Entrance to Castel Dell'Ovo |
First you need to know the story behind the castle.
Commune Napoli
"Castel dell' Ovo stands on the islet of Megaride. According to one of the most fanciful Neapolitan legends, the name of this castle derives from the egg that the Latin poet Virgil apparently hid in a cage placed in the dungeons of the castle. The egg was locked up and kept hidden because "the fortune of the Sea Castle depended on that egg".
Wikipedia says
The island of Megaride was where Greek colonists from Cumae founded the original nucleus of the city in the 6th century BC. Its location affords it an excellent view of the Naples waterfront and the surrounding area. In the 1st century BC the Roman patrician Lucius Licinius Lucullus built the magnificent villa Castellum Lucullanum on the site. Fortified by Valentinian III in the mid-5th century, it was the place to which the last western Roman emperor, Romulus Augustulus, was exiled in 476.[1] Eugippius founded a monastery on the site after 492.
The remains of the Roman-era structures and later fortifications were demolished by local residents in the 9th century to prevent their use by Saracen raiders. The first castle on the site was built by the Normans in the 12th century.
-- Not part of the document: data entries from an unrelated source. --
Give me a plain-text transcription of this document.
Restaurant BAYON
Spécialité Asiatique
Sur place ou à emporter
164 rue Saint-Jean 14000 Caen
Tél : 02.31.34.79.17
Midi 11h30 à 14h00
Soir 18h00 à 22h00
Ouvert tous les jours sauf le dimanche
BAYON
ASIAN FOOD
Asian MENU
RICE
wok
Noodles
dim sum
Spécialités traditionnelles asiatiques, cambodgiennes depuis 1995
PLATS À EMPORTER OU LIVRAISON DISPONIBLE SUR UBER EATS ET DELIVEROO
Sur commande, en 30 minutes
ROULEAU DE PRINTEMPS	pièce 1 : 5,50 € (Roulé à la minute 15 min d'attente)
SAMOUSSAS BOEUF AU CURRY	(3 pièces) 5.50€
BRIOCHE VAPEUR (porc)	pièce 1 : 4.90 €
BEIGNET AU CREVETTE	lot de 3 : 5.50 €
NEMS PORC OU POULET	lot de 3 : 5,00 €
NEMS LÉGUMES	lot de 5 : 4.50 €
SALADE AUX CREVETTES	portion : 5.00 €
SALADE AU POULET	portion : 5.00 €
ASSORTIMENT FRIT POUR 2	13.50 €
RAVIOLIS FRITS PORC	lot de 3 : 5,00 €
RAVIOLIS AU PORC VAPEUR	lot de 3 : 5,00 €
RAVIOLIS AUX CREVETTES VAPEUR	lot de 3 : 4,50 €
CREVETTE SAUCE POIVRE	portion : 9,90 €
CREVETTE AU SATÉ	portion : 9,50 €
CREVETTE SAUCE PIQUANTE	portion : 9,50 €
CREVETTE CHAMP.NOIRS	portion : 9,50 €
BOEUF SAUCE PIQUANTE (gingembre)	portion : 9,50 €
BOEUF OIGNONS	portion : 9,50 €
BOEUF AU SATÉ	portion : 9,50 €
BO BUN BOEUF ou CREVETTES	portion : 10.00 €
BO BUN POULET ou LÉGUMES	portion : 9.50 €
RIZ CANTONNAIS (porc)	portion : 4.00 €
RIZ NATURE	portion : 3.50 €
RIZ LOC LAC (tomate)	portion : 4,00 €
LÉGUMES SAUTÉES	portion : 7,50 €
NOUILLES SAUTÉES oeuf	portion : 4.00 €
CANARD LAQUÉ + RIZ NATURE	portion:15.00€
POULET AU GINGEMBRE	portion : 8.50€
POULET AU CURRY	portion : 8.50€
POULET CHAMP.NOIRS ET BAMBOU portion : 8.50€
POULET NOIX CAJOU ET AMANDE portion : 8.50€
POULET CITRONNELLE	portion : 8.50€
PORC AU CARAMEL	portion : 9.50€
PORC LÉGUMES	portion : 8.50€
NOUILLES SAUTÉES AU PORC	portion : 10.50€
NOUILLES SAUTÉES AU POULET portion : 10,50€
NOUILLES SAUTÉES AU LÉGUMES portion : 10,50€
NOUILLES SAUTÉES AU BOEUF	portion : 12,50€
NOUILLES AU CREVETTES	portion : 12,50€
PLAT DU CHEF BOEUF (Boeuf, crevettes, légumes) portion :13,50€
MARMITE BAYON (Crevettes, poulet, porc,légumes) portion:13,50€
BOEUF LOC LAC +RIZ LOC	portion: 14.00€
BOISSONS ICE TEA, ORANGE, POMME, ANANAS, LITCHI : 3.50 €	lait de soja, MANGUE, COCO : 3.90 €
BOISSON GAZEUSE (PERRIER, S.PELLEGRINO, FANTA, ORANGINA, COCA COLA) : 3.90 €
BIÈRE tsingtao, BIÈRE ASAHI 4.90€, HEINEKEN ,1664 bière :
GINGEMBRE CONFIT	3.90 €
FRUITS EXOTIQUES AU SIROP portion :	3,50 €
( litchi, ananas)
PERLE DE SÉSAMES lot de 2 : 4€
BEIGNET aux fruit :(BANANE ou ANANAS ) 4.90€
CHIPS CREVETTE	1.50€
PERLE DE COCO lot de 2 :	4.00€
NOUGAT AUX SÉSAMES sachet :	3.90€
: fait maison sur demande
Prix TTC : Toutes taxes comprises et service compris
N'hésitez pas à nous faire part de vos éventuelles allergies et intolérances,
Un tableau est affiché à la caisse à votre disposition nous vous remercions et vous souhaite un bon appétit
The importance of the Castel dell'Ovo began to decline when king Charles I of Anjou built a new castle,Castel Nuovo, and moved his court there. Castel dell'Ovo became the seat of the Royal Chamber and of the State Treasury. The current appearance dates from the Aragonese domination (15th century). It was struck by French and Spanish artillery during the Italian Wars; in the Neapolitan Republic of 1799 its guns were used by rebels to deter the philo-Bourbon population of the city.
In the 19th century a small fishing village (Borgo Marinari) developed around the castle's eastern wall. This village remains, now known for its marina and restaurants.
What it is today
Without enough Italian language to read and understand all the signs about, we can merely show you photos at this point and give you some of our first hand observations.
The castle is extremely compact. By castle standards -- at least in my own imagination of what a castle should be -- this one is very small. Looks are deceiving however, when you get inside there are amazing passage ways all over and multiple levels. Tourist access is really only to the outer walkways and the one upper floor. There are at least two other levels visible that we could not access. I believe some of the rooms on the lower level are used now for special events.
This passage way is a gradual climb of steps but with very shallow rise. We speculated that a horse and cart could make this grade and because of how wide the path is, was probably used as a main passageway for bringing supplies and arms into the castle.
Close up of the ceiling supports |
Perfectly arched contours on these ancient walls |
From the main passage are dozens of narrow, winding staircases leading to where, we don't know.
The views of from the castle are beautiful. From a defensive and strategic point of view, this was an ideal location as no one could "sneak up" on you. Being situated in a deep water bay, it was also ideal of shipping and trade.
All good castles have gun ports ( or perhaps they are for archers?) ringing the outer edges. These are cleverly designed so the inside access is much larger that the outside openings.
There is also an upper level with canons at the ready.
Roof top canon battlement |
View southeast from the castle to the adjacent area with marina and restaurants |
After the tour of the Castle, we went next door to one of the many little cafes that ring the castle. This marina has some very beautiful boats and is a nice location to pass away a sunny afternoon.